When I read Whipping Girl as I was figuring out how to be the best parent for my trans kid, the idea of subconscious sex made good sense to me, even as someone who never experienced a subconscious sex that did not align with my assigned sex at birth.

Especially when I read this:

“Let’s face it: If cissexuals didn’t have a subconscious sex, then sex reassignment would be far more common than it is. Women who wanted to succeed in the male-dominated business world would simply transition to male. Lesbians and gay men who were ashamed of their queerness would simply transition to the other sex. Gender studies grad students would transition for a few years to gather data for their theses. Actors playing transsexuals would go on hormones for a few months in order to make their portrayals more authentic. Criminals and spies would physically transition as a way of going undercover. And contestants on reality shows would be willing to change their sex in the hope of achieving fifteen minutes of fame.”

When I sat with the above, what I couldn’t stop thinking about is that even if these examples didn’t happen regularly, that they don’t happen at all is striking.

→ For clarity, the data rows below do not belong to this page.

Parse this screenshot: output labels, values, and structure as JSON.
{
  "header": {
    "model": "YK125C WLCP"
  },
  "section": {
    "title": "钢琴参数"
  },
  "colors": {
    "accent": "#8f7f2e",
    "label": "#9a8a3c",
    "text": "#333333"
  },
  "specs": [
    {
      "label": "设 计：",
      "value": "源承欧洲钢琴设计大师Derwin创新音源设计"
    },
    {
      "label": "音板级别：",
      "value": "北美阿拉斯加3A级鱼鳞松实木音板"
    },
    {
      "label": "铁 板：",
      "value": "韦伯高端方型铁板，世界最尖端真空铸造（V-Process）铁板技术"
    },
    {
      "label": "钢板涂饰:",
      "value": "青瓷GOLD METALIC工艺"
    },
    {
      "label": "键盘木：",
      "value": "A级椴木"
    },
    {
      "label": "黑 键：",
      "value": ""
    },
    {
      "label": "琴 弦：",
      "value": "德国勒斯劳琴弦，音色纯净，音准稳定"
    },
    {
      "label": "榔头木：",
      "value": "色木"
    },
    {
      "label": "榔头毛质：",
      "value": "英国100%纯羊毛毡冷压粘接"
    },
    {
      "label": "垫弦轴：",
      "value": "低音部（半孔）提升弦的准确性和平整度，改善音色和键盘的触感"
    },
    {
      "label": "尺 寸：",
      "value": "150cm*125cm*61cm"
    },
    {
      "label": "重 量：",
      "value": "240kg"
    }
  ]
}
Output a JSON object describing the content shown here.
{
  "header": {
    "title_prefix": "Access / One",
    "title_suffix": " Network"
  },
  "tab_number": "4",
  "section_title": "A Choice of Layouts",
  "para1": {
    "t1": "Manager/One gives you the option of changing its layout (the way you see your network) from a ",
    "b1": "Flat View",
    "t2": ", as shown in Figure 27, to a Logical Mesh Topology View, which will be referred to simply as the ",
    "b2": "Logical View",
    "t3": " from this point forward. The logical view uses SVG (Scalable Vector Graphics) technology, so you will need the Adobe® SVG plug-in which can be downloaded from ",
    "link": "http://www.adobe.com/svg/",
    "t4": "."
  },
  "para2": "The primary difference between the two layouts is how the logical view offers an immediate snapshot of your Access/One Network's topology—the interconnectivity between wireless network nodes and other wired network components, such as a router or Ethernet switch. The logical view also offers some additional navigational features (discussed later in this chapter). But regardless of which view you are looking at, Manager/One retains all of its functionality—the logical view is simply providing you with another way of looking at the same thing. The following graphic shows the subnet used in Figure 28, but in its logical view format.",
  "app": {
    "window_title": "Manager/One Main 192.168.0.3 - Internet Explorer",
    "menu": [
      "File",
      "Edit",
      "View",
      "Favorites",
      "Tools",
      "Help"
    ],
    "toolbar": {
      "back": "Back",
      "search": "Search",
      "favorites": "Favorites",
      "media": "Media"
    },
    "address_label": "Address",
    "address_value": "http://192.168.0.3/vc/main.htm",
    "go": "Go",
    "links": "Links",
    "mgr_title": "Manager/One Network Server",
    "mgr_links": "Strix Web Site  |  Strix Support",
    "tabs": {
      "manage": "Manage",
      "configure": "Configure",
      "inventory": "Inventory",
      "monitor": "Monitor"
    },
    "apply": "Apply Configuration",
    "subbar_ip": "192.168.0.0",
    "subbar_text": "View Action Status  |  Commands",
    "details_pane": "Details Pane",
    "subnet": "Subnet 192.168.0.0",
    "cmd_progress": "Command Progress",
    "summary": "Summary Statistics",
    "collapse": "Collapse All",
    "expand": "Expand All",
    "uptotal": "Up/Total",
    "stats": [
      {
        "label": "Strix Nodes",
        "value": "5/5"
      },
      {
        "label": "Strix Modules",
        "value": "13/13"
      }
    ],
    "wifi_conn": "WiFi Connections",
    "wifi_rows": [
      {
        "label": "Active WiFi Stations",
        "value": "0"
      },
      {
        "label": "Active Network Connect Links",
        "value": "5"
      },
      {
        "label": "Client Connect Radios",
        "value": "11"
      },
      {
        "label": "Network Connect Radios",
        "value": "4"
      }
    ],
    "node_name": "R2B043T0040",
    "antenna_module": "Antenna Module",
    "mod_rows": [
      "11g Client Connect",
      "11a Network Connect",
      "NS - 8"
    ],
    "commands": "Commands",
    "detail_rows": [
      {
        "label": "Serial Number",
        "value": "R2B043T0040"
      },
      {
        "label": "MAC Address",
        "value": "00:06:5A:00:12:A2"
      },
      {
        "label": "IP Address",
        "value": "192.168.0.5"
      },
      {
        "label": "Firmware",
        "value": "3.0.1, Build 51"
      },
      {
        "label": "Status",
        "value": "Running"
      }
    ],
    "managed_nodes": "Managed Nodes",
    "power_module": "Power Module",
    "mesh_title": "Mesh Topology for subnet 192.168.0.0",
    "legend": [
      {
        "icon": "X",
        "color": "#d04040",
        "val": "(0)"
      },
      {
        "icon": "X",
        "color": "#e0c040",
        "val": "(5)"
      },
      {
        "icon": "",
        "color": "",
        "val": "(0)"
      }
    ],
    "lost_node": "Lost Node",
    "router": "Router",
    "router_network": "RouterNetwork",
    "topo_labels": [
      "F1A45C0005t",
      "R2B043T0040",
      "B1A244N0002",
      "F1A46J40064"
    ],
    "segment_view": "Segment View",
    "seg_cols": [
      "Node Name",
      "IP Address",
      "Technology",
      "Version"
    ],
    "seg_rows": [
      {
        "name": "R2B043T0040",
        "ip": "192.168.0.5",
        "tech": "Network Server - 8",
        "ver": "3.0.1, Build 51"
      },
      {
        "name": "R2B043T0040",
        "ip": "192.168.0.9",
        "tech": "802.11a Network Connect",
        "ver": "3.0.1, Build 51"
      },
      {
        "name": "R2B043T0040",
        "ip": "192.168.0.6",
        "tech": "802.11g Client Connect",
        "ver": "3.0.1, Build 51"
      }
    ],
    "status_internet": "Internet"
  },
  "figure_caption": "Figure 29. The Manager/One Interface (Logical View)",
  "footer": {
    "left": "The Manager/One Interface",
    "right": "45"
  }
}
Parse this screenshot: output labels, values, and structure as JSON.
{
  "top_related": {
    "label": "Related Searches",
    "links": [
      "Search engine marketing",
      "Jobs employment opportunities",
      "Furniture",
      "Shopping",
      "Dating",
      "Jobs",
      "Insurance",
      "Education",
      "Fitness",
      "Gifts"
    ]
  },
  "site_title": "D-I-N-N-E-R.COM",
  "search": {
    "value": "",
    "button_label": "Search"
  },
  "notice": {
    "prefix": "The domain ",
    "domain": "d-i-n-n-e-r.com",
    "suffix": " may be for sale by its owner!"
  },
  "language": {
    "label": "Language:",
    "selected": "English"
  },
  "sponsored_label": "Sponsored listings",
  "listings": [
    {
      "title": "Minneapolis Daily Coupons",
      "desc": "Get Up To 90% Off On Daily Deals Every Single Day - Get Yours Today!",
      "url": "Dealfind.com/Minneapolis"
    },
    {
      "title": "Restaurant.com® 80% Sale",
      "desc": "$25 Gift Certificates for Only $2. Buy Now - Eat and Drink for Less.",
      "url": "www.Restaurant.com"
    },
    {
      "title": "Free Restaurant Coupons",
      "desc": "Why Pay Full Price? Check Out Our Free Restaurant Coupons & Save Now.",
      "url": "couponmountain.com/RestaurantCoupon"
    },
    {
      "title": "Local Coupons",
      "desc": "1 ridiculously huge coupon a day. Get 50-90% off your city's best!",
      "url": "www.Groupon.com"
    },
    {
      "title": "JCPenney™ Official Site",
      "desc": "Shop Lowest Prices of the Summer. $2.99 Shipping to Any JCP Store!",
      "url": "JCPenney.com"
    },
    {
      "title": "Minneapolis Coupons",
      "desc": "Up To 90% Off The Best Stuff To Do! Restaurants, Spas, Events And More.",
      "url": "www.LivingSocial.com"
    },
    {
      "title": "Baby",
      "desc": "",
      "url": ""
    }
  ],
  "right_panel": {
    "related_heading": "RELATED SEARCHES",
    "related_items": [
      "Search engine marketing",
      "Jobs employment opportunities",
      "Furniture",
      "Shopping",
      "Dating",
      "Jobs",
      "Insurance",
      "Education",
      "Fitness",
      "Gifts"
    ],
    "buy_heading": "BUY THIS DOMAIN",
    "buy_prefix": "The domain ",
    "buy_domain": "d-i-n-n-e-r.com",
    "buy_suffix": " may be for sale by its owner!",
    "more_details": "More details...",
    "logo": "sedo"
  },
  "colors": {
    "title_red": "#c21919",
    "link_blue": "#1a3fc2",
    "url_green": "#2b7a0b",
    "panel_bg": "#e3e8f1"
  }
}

I wear my hair short and have some non-conforming mannerisms, but I have not ever seriously questioned that my gender/sex did not align with my assigned birth sex. That natural comfort means something to me, just as the natural comfort my son found means something to him.

NOTE: Some might suggest, “Great, let’s just do brain imaging to figure out who is trans and who isn’t!” That is not what these studies are suggesting or promoting. Trans people do not need to be further pathologized.